Greek officials were not immediately available for comment as Wednesday was a public holiday.

Greece's government is currently scrambling to find budget cuts -- amounting to 11.5 billion euros ($14.2 billion) or around five per cent of GDP -- to be implemented in 2013 and 2014 as part of its existing bailout deal with the European Union and International Monetary Fund.

Samaras has made it known since before taking office in June that he favours spreading out the spending cuts demanded by Greece's international creditors, the European Union and International Monetary Fund.

Greek officials have long argued that the magnitude of the cuts demanded in exchange for bailout loans risk pushing the country into such a vicious circle of recession that it won't be able to meet its reform targets.

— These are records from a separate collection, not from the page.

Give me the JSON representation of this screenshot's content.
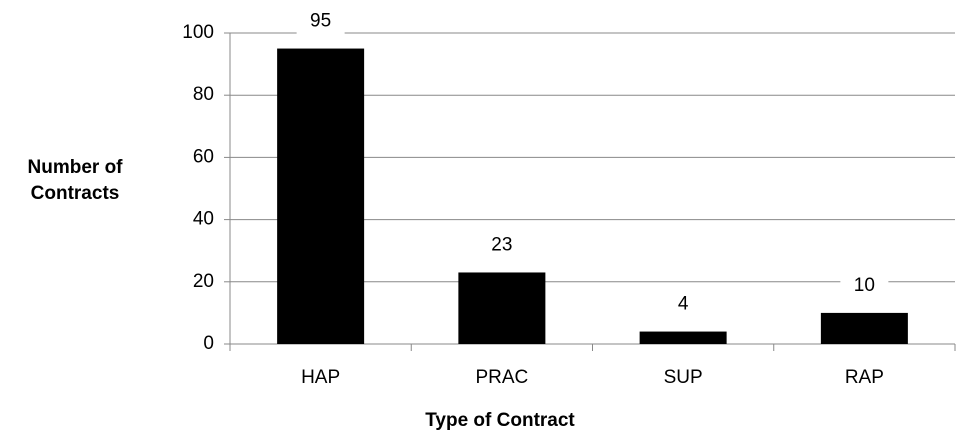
{
  "chart_data": {
    "type": "bar",
    "categories": [
      "HAP",
      "PRAC",
      "SUP",
      "RAP"
    ],
    "values": [
      95,
      23,
      4,
      10
    ],
    "color": "#000000",
    "y_label": "Number of Contracts",
    "x_label": "Type of Contract",
    "ylim": [
      0,
      100
    ],
    "yticks": [
      0,
      20,
      40,
      60,
      80,
      100
    ],
    "grid": true
  }
}
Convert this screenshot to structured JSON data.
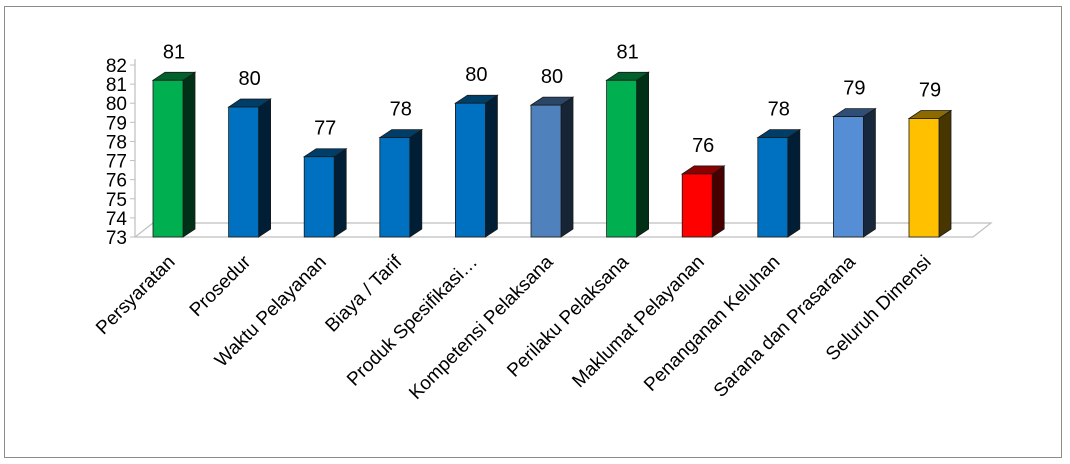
{
  "chart_data": {
    "type": "bar",
    "style": "3d-column",
    "categories": [
      "Persyaratan",
      "Prosedur",
      "Waktu Pelayanan",
      "Biaya / Tarif",
      "Produk Spesifikasi…",
      "Kompetensi Pelaksana",
      "Perilaku Pelaksana",
      "Maklumat Pelayanan",
      "Penanganan Keluhan",
      "Sarana dan Prasarana",
      "Seluruh Dimensi"
    ],
    "values": [
      81.2,
      79.8,
      77.2,
      78.2,
      80.0,
      79.9,
      81.2,
      76.3,
      78.2,
      79.3,
      79.2
    ],
    "data_labels": [
      "81",
      "80",
      "77",
      "78",
      "80",
      "80",
      "81",
      "76",
      "78",
      "79",
      "79"
    ],
    "bar_colors": [
      "#00b050",
      "#0070c0",
      "#0070c0",
      "#0070c0",
      "#0070c0",
      "#4f81bd",
      "#00b050",
      "#ff0000",
      "#0070c0",
      "#558ed5",
      "#ffc000"
    ],
    "yticks": [
      "82",
      "81",
      "80",
      "79",
      "78",
      "77",
      "76",
      "75",
      "74",
      "73"
    ],
    "ylim": [
      73,
      82
    ],
    "title": "",
    "xlabel": "",
    "ylabel": "",
    "grid": false,
    "legend": "none"
  }
}
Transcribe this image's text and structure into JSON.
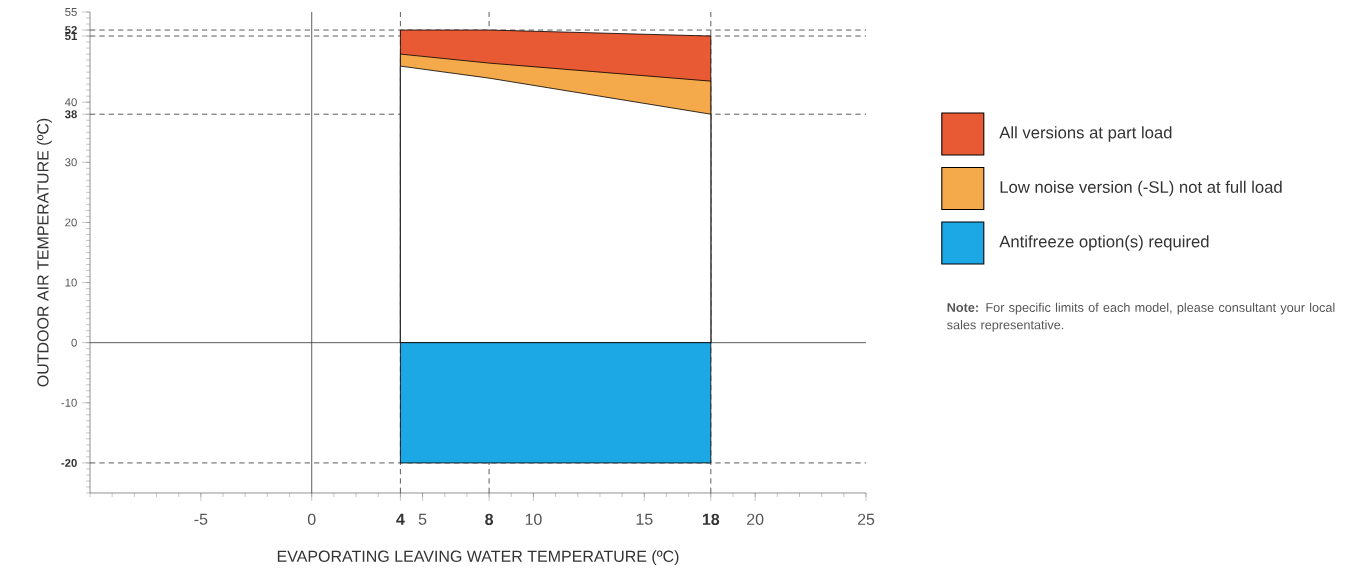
{
  "chart_data": {
    "type": "area",
    "xlabel": "EVAPORATING LEAVING WATER TEMPERATURE (ºC)",
    "ylabel": "OUTDOOR AIR TEMPERATURE (ºC)",
    "xlim": [
      -10,
      25
    ],
    "ylim": [
      -25,
      55
    ],
    "xticks": [
      -5,
      0,
      4,
      5,
      8,
      10,
      15,
      18,
      20,
      25
    ],
    "yticks": [
      -20,
      -10,
      0,
      10,
      20,
      30,
      38,
      40,
      51,
      52,
      55
    ],
    "series": [
      {
        "name": "All versions at part load",
        "color": "#e85a33",
        "x": [
          4,
          8,
          18
        ],
        "values": [
          52,
          52,
          51
        ]
      },
      {
        "name": "Low noise version (-SL) not at full load",
        "color": "#f4aa4b",
        "x": [
          4,
          8,
          18
        ],
        "values": [
          48,
          46.5,
          43.5
        ]
      },
      {
        "color": "#ffffff",
        "x": [
          4,
          8,
          18
        ],
        "values": [
          46,
          44,
          38
        ]
      },
      {
        "name": "Antifreeze option(s) required",
        "color": "#1ca8e4",
        "x": [
          4,
          18
        ],
        "values": [
          -20,
          -20
        ]
      }
    ],
    "ref_lines": [
      {
        "axis": "y",
        "value": 52,
        "line_style": "dashed"
      },
      {
        "axis": "y",
        "value": 51,
        "line_style": "dashed"
      },
      {
        "axis": "y",
        "value": 38,
        "line_style": "dashed"
      },
      {
        "axis": "y",
        "value": -20,
        "line_style": "dashed"
      },
      {
        "axis": "x",
        "value": 4,
        "line_style": "dashed"
      },
      {
        "axis": "x",
        "value": 8,
        "line_style": "dashed"
      },
      {
        "axis": "x",
        "value": 18,
        "line_style": "dashed"
      },
      {
        "axis": "x",
        "value": 0,
        "line_style": "solid"
      },
      {
        "axis": "y",
        "value": 0,
        "line_style": "solid"
      }
    ],
    "legend": "right",
    "annotations": [
      "**Note:** For specific limits of each model, please consultant your local sales representative."
    ]
  }
}
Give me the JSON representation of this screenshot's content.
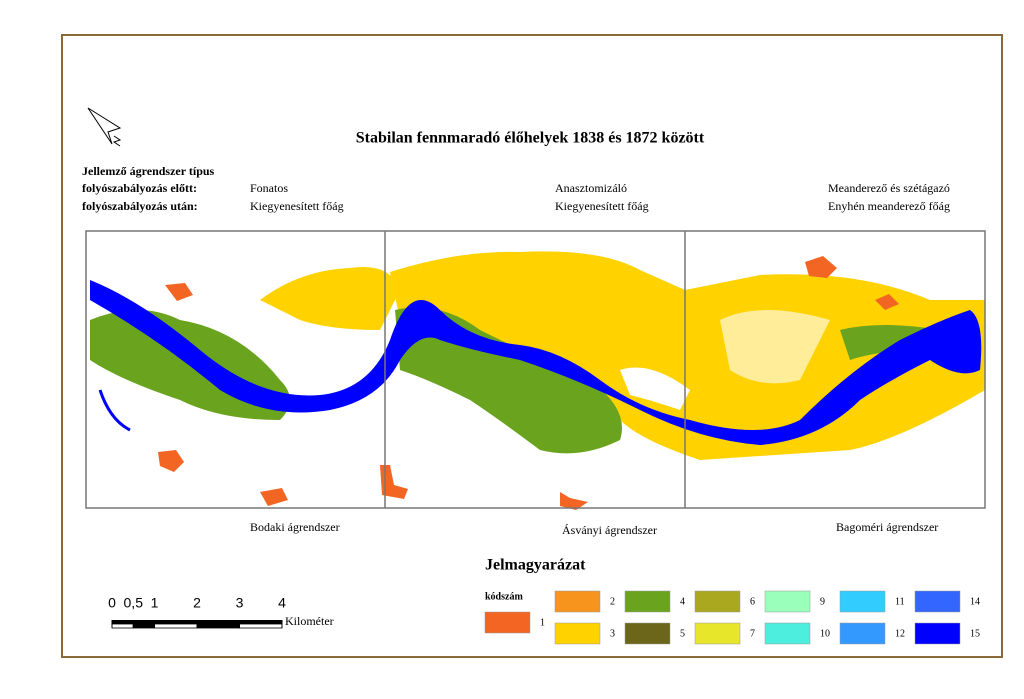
{
  "title": "Stabilan fennmaradó élőhelyek 1838 és 1872 között",
  "header": {
    "label": "Jellemző ágrendszer típus",
    "before_label": "folyószabályozás előtt:",
    "after_label": "folyószabályozás után:"
  },
  "sections": [
    {
      "before": "Fonatos",
      "after": "Kiegyenesített főág",
      "name": "Bodaki ágrendszer"
    },
    {
      "before": "Anasztomizáló",
      "after": "Kiegyenesített főág",
      "name": "Ásványi ágrendszer"
    },
    {
      "before": "Meanderező és szétágazó",
      "after": "Enyhén meanderező főág",
      "name": "Bagoméri ágrendszer"
    }
  ],
  "scale_bar": {
    "ticks": [
      0,
      {
        "value": 0.5,
        "label": "0,5"
      },
      1,
      2,
      3,
      4
    ],
    "unit": "Kilométer"
  },
  "legend": {
    "title": "Jelmagyarázat",
    "code_label": "kódszám",
    "items": [
      {
        "code": 1,
        "color": "#f26522"
      },
      {
        "code": 2,
        "color": "#f7941d"
      },
      {
        "code": 3,
        "color": "#ffd200"
      },
      {
        "code": 4,
        "color": "#6aa41e"
      },
      {
        "code": 5,
        "color": "#6b661a"
      },
      {
        "code": 6,
        "color": "#aaa81e"
      },
      {
        "code": 7,
        "color": "#e8e62a"
      },
      {
        "code": 9,
        "color": "#99ffbb"
      },
      {
        "code": 10,
        "color": "#4deedd"
      },
      {
        "code": 11,
        "color": "#33ccff"
      },
      {
        "code": 12,
        "color": "#3399ff"
      },
      {
        "code": 14,
        "color": "#3366ff"
      },
      {
        "code": 15,
        "color": "#0000ff"
      }
    ]
  }
}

Preliminary figures show that the Greek economy contracted by 6.2 per cent in the second quarter and expectations are now that it fall by seven per cent overall this year -- its fifth year of recession.

According to the FT the Greek government would need an additional 20 billion euros to cover the budget shortfall in case spending cuts are spread out over an additional two years.

It would not ask the EU for additional bailout funds but would seek to delay repaying rescue loans from 2016 to 2020, tap an existing IMF loan and issuing additional short-term treasury bills, said the newspaper.

Finding the 11.5 billion euros in unpopular cuts has caused strains in Greece's new coalition government, with only about two-thirds of the amount agreed.

With unemployment already at 23.1 per cent, the government is reluctant to carry out job cuts or send public workers on temporary furloughs.